« Le docteur Krokovski salua le nouveau pensionnaire avec une certaine chaleur enjouée, vigoureuse et réconfortante, comme pour suggérer que tout embarras était superflu en tête-à-tête avec lui, et que seule une joyeuse confiance était de mise. Il avait environ trente-cinq ans, de la carrure et de l’embonpoint, une taille nettement plus petite que ses deux jeunes interlocuteurs, si bien qu’il était obligé de rejeter la tête en arrière pour pouvoir les regarder dans les yeux ; de plus, il était blême à l’excès, d’une pâleur translucide, voire phosphorescente, que rehaussaient la braise sombre des yeux, la noirceur des sourcils et une barbe assez longue à deux pointes, déjà parcourue de quelques fils blancs. Il portait un costume noir croisé un peu élimé, des chaussures noires ajourées ressemblant à des sandales, de grosses chaussettes de laine grise, et un col mou qui retombait sur sa veste : Hans n’en avait guère vu que chez un photographe, à Dantzig, et, de fait, ce col donnait une note bohème au personnage du docteur.
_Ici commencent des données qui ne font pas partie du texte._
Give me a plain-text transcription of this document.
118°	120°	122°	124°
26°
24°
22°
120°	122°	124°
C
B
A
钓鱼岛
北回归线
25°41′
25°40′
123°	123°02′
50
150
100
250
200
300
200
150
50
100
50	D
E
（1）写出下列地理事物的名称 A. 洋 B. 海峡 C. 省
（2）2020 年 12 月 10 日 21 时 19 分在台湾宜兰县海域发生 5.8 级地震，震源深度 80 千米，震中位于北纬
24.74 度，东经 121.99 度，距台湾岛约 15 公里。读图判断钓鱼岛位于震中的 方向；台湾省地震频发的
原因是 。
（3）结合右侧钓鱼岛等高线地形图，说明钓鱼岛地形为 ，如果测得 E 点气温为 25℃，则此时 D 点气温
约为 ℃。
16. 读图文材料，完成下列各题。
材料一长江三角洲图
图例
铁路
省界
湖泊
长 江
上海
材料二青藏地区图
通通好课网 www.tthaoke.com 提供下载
Avec un sourire cordial qui découvrit des dents jaunâtres au milieu de sa barbe, il serra la main du jeune homme tout en déclarant d’une voix de baryton aux accents un peu traînants et étrangers :
« Soyez le bienvenu, monsieur Castorp, j’espère que vous ne tarderez pas à vous acclimater, et que vous vous sentirez à l’aise chez nous. Est-ce pour consulter que vous venez nous voir, si vous me permettez cette question ? »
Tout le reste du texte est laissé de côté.